Coveted pets due to their docile natures and exotic appearances, green iguanas, sometimes referred to as common iguanas, slowly gained a presence in the U.S. as a result of the pet trade. Thanks to a combination of escaped iguanas and owner negligence, the South and Central American natives now thrive in distinct climates in the Nearctic region. Though large and awkward-looking, green iguanas are deceivingly agile and have the ability to climb trees easily or make haste on the ground. In addition to their classification as invasive pests, iguanas are widely disliked due to their destruction of landscaping and disease transmission.

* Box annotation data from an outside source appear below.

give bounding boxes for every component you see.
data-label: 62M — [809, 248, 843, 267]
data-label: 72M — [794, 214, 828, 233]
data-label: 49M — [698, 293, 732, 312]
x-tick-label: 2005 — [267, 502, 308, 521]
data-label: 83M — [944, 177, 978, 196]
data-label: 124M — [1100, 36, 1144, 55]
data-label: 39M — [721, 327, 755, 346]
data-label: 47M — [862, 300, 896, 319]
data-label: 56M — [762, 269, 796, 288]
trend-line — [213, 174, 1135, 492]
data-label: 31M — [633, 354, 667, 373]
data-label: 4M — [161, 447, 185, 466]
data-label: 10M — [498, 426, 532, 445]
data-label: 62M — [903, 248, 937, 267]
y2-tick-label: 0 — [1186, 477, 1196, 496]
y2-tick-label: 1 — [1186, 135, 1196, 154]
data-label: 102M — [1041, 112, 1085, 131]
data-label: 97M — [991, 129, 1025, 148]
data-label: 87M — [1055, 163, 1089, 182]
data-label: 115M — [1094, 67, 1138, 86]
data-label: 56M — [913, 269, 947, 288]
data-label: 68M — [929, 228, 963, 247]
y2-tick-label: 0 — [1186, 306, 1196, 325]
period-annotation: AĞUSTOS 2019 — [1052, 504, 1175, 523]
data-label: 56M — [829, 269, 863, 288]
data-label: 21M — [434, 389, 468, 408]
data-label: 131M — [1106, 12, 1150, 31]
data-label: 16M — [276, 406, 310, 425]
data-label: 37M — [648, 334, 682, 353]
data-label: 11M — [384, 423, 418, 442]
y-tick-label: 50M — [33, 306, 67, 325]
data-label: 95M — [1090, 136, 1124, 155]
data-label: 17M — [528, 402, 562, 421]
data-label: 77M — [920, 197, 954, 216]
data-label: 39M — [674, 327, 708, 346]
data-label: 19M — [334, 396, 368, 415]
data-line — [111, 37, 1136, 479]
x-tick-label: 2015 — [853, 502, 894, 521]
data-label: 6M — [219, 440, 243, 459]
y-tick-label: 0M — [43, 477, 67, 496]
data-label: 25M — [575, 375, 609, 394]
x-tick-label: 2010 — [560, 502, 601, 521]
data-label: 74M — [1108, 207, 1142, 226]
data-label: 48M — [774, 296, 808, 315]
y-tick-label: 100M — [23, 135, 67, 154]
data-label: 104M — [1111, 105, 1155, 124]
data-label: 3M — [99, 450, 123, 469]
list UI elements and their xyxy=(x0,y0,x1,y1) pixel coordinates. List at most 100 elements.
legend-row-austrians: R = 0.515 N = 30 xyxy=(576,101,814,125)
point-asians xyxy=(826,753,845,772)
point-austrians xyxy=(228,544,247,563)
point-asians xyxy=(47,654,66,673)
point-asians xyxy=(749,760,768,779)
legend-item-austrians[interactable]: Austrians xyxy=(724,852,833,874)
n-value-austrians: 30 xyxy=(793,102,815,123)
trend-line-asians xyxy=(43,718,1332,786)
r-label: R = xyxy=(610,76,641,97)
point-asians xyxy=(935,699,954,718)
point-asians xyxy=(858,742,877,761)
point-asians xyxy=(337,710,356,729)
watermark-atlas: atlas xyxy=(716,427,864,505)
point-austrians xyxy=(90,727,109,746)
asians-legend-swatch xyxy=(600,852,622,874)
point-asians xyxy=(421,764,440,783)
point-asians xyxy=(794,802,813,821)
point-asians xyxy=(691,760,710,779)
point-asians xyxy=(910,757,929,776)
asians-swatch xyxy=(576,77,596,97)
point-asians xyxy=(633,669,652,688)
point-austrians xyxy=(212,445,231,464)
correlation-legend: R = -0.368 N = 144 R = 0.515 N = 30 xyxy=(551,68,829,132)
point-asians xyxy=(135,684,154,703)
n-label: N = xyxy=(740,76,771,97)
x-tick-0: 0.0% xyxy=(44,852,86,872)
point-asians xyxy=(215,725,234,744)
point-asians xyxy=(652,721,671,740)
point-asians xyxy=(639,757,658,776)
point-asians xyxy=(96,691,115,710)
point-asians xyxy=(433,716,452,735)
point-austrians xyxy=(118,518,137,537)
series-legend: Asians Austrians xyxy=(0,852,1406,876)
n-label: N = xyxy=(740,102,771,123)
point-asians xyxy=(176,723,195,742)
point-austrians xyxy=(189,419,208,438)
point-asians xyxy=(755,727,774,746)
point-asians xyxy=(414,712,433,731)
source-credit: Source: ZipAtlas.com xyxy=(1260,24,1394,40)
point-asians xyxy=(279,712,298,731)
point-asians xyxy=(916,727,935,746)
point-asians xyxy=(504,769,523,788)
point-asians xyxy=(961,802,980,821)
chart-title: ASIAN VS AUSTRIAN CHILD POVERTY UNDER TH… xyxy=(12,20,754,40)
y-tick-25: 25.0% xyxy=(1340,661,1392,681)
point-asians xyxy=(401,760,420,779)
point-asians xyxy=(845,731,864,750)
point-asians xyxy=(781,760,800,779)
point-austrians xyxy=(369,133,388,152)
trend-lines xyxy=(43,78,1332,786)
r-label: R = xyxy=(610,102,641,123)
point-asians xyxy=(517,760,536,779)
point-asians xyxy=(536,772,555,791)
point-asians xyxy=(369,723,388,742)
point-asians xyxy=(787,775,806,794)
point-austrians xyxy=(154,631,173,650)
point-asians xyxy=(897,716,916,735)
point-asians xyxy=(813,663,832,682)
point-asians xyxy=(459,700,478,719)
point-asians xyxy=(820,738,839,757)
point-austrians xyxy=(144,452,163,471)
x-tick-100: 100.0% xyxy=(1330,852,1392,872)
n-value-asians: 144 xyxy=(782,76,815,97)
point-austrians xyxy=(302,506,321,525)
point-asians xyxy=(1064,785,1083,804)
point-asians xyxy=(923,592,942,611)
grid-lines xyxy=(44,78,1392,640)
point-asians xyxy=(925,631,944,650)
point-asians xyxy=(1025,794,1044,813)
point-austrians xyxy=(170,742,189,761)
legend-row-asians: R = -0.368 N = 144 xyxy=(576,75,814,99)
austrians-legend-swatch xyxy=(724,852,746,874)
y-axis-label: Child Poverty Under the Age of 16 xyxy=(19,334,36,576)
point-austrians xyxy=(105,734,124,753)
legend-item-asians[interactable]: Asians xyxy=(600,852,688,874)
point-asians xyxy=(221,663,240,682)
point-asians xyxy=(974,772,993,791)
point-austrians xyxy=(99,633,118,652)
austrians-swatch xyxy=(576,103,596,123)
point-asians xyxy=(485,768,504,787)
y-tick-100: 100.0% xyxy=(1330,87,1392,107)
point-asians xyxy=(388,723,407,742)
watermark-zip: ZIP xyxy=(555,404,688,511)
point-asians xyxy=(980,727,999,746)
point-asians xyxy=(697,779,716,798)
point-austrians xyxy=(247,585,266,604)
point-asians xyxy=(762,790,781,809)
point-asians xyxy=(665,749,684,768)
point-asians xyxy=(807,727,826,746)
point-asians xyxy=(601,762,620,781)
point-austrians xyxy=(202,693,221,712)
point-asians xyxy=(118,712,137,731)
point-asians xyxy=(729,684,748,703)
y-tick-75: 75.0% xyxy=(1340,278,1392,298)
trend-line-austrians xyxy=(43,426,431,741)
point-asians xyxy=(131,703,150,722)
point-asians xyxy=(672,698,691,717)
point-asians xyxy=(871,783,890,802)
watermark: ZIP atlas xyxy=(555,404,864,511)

What does a Iguana look like?
Iguanas have claws, tails, four legs, and long, leathery bodies. The lizards possess distinctive back spines, dewlaps that hang beneath their chins, and sharp teeth designed for tearing vegetation. Although the species is called the green iguana, they can be a wide range of colors including light blue, pink, and orange. Large lizards compared to most, iguanas grow between 4 and 6 feet in length, including their tails, and weigh about 11 pounds on average. Some have been reported to weigh as much as 18 pounds.
What does a Iguana eat?
The lizards are known for their vegetarian inclinations. However, iguanas occasionally eat insects and small animals, as well. Favorite foods include mosses, leafy greens, and various fruits.
Populations of the green iguana can be found in south Florida, Hawaii, and in the Texas Rio Grande Valley. The animals can only live in climates like those found in humid tropical rain forests. Arboreal creatures, iguanas prefer trees for shelter and enjoy plentiful, edible vegetation and nearby water sources.
Foot and tail prints are common signs that an iguana has been in the yard. Iguana tracks are distinct from those left by other reptiles because of their size and appearance. Much larger than geckos or anoles yet smaller than alligators, these pests may reach five or six feet in length and weigh between 10 and 20 pounds. Most visible in mud or sand, their tracks consist of five-toed footprints surrounding a line made as their straight tails drag the ground.
Preferring to live in trees, iguanas spend much of their time sunning themselves. The reptiles are also excellent swimmers and commonly found near water. In fact, iguanas are known to evade predators by diving head first from tree branches into nearby bodies of water. They may also descend from trees to dig burrows for eggs and forage for food. Since iguanas are adaptable and adjust well to open spaces, residential lawns are not off limits. The pests are quite agile and quick while on the ground, making their presence in yards unnerving to many homeowners.